Until October 2018, the reality that markets go up and markets go down seemed be lost on many market participants as stocks have generally trended up for over 9 years, longer than many current investment managers have been in the work force. Investment management has many meanings these days. Much portfolio management (aka “trading”) is computer-driven. algorithmic trading and an ever-increasing portion of stocks are held in passive index funds and ETFs. Last, but hopefully not least, are managers who focus on company fundamentals and plan to be long-term shareholders. While the people behind the algorithmic trading insist that their huge volume of trading adds liquidity to the markets, many successful, long-term investors have lamented that this trading exacerbates volatility as they pile into and out of stocks depending on where the momentum is heading. Whatever the case, the recent selloff reminds us that the pendulum always swings further than it rationally should, creating fear and opportunity when markets crater and greed and danger on when they go parabolic. Divergences of security prices from company and economic fundamentals and the resulting emotions afflict everyone in the markets, but if you have a long-term investment horizon and can keep your fear and greed in check, you can ride out the short-term swings and end up meeting your long-term investment goals.
Fortunately, my readers are all long-term investors and market volatility bounces off us because we smartly ignore all the noise! While even good news was bad news during December, for the most part bad news has been shrugged off (with certain exceptions) and moderate to good news rewarded for companies that have reported earnings in January for the quarter ended December 31st. Modest earnings by Citigroup was met with an 8% rally over the two trading days after their earnings announcement and a good quarter from Facebook resulted in a nearly 11% gain the following day, even while the company remains under scrutiny for privacy issues and lack of oversight of website content. Facebook was up 27% in January which translates into an increase in value, i.e., market capitalization, of over $100 billion. This follows six months where the company lost over $275 billion in value. Did the company’s prospects really change that much in half a year? After a brutal fourth quarter 2018 stock market, investors decided that enough was enough and that overly pessimistic outlooks were already factored into many stocks’ depressed prices.

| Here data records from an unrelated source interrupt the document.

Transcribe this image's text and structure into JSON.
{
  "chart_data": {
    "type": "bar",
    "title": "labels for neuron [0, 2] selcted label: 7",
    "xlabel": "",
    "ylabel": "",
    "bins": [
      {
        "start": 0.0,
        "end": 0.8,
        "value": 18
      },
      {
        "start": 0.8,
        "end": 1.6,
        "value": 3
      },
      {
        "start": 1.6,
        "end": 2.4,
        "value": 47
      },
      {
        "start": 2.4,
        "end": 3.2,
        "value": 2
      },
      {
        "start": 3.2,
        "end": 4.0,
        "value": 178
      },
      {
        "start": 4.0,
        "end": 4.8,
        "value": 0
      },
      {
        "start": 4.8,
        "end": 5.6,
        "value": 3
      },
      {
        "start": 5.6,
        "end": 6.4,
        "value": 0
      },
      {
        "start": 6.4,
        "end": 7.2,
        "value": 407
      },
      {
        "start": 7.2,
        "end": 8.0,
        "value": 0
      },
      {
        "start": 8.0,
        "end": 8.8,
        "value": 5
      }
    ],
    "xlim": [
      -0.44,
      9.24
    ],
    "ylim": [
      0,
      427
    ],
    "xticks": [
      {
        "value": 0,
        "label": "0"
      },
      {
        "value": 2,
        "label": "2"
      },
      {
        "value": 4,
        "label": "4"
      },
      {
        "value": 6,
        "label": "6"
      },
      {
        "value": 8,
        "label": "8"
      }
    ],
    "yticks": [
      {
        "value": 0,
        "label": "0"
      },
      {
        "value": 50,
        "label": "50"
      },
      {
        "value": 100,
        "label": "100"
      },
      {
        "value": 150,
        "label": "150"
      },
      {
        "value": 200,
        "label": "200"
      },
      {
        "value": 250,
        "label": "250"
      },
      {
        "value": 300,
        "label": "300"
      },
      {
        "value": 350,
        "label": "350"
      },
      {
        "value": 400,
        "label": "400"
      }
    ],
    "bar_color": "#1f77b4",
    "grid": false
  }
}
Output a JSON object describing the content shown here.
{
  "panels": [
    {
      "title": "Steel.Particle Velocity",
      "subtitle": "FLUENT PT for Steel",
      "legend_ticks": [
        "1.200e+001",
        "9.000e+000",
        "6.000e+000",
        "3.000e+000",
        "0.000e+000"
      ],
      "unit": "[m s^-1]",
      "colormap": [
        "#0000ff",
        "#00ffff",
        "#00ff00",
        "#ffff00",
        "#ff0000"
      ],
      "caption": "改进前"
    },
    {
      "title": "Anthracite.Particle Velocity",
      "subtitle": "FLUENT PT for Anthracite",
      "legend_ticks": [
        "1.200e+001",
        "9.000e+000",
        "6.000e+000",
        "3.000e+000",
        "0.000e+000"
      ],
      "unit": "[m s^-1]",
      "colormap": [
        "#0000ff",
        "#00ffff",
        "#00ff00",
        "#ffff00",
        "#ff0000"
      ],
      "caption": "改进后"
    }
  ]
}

While January saw a nearly uninterrupted rally, there are still many economic and geopolitical issues that can affect the mood of the market. While a lot of the blame for last quarter’s market drop was placed on Federal Reserve Chair Powell’s poor communication (or more likely holding to his convictions too tightly), the U.S. vs China trade tiff started showing up in higher material costs (tariffs) and reduced revenue from foreign sales by American companies, highlighted in December by Apple Inc.’s projected shortfall in iPhone sales attributed quite specifically to China. Lastly, it is likely that tax-loss selling and hedge fund liquidations due to investor redemptions in December contributed to the severity of the drop.
President Trump, who eyes stock market levels as a key barometer of the success of his economic and tax policies, had repeatedly Tweeted about progress in trade talks. Unfortunately, during the sell-off the initial euphoria of such Tweets was short-lived. Similar Tweets during January have been met much more enthusiastically as has Powell’s newfound “patience” in determining the course of interest rates. The point is, traders will still try to figure how the market will react to the next Tweet and market strategists will still estimate where the stock market will be in 3, 6 or 12 months. Timing the market has been proven time and again to be a fool’s errand and for every one of your Facebook friends who makes an unsubstantiated claim that he sold all his stock holdings in September and bought back in on Christmas Eve, you have multiple friends who panicked out in late December and weren’t so proud to post on their feed.
As Warren Buffett has said, “It’s never paid to bet against America. We come through things, but it’s not always a smooth ride.” If you develop an intelligent investment plan, periodically review and adapt it to life’s changes and economic reality, then you can stay focused on the destination.